Why U.S. Silica (SLCA) Slipped on Tuesday

NEW YORK (TheStreet) -- U.S. Silica (SLCA) slipped on Tuesday after investment firm Jefferies downgraded the stock to "hold" from "buy" with a price target $10 lower to $31.

"It disappoints us to conclude that frac sand demand potential cannot offset execution concerns," wrote the analysts in the report.

As such, 2014 EPS was lowered to $1.85 from $2.35, and 2015 EPS was cut to $2.30 from $3.

"We sense management's optimism has faded regarding improving its distributed cost position into the Permian before the start-up of its LaSalle, IL plant in 2Q14," the analysts wrote. "The company faces rail-related issues diverting product from ND (Bakken) to TX (Permian) where larger customers continue to exceed their contractual allotments."

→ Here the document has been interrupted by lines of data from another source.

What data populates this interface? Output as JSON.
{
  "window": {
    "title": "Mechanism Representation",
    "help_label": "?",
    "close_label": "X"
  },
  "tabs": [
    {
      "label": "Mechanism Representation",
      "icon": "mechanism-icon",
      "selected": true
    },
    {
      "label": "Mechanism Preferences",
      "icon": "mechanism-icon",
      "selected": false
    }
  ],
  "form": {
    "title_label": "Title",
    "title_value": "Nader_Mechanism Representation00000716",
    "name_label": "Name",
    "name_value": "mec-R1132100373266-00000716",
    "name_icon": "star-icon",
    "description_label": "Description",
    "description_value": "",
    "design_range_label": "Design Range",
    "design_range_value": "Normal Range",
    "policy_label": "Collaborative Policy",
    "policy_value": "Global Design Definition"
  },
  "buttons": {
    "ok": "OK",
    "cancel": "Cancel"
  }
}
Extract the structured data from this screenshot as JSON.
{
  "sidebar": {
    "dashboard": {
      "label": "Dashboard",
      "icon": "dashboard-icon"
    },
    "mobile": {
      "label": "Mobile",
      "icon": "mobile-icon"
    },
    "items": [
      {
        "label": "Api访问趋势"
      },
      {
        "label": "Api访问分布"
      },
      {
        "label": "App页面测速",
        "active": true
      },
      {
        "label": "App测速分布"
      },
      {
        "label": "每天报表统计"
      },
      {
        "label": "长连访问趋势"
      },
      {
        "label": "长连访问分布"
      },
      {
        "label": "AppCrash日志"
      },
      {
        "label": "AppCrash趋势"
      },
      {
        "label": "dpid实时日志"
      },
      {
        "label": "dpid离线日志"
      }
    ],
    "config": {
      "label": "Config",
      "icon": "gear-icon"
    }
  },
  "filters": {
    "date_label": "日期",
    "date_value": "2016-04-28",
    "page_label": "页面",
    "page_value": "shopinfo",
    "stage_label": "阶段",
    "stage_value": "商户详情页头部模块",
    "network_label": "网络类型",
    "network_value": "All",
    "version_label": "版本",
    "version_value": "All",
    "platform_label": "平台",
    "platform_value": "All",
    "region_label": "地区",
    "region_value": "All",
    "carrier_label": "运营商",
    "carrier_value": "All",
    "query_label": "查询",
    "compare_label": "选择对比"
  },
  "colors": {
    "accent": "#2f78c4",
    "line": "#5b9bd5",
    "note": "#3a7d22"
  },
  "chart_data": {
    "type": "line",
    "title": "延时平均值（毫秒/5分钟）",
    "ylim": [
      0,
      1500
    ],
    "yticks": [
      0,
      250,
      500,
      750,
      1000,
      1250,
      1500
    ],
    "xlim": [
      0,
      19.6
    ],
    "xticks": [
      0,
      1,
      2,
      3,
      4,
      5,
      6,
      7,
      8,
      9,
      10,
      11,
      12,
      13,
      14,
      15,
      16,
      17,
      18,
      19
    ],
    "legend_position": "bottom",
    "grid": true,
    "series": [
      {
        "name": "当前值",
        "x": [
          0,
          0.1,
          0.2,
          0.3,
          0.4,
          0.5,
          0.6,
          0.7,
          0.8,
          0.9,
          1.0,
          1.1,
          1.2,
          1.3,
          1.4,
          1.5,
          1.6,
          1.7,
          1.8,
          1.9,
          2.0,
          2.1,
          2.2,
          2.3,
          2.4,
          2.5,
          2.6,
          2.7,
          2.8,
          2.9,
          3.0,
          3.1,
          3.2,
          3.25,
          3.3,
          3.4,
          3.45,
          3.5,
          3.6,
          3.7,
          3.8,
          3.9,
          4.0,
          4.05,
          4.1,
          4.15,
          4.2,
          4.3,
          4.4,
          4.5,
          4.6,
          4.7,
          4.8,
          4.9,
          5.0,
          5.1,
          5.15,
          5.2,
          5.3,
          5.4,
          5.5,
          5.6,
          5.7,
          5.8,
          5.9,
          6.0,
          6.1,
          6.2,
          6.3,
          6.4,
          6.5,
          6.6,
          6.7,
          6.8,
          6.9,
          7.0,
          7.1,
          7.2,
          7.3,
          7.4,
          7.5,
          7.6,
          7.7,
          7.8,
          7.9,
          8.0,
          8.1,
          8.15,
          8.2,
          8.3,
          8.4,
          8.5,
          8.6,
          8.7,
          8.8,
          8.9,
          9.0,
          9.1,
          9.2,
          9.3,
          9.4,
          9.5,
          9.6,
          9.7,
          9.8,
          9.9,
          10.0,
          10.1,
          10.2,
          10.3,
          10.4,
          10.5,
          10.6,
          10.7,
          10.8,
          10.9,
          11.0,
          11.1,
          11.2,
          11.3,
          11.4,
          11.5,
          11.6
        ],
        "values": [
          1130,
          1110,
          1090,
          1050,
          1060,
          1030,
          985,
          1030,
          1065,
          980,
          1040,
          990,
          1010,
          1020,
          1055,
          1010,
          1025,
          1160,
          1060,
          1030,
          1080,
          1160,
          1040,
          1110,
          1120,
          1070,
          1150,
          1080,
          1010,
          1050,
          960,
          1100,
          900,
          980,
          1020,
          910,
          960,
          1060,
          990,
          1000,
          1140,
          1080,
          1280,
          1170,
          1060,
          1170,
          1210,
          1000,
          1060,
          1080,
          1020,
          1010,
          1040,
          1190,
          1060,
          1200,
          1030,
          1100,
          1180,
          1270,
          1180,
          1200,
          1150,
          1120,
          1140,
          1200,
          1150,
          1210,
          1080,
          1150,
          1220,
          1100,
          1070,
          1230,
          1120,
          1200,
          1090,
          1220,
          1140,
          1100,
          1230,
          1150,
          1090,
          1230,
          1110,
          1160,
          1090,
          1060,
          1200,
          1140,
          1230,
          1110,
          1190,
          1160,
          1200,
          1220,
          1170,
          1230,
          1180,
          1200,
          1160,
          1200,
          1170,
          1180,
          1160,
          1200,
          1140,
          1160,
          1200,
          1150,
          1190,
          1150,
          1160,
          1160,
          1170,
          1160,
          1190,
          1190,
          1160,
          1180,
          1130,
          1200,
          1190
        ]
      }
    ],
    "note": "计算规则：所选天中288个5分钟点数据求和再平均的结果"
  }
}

"We believe the strategies of working with larger service providers and expanding distribution capability may be less helpful/differentiating than originally anticipated. We had thought the relationships might yield pricing adjustments for shipment to different basins (to allow for varying distribution cost), but instead we sense that SLCA is no less vulnerable to prevailing 'basin pricing'," they continued.

On Friday, the specialty mineral producer announced weaker-than-expected preliminary results for the fourth quarter ended December. Management said it anticipates quarterly net earnings of 31 cents a share on revenue of $149.5 million. Analysts surveyed by Thomson Reuters had anticipated earnings of 39 cents a share on $151.2 million in revenue.

"Our fourth-quarter results were negatively impacted by the severe winter storms in mid- and late December," said CEO Bryan Shinn in a statement. "The weather reduced well completion activity and drove higher costs across our supply chain. We also encountered meaningful one-time costs, including a bad debt expense related to a customer bankruptcy."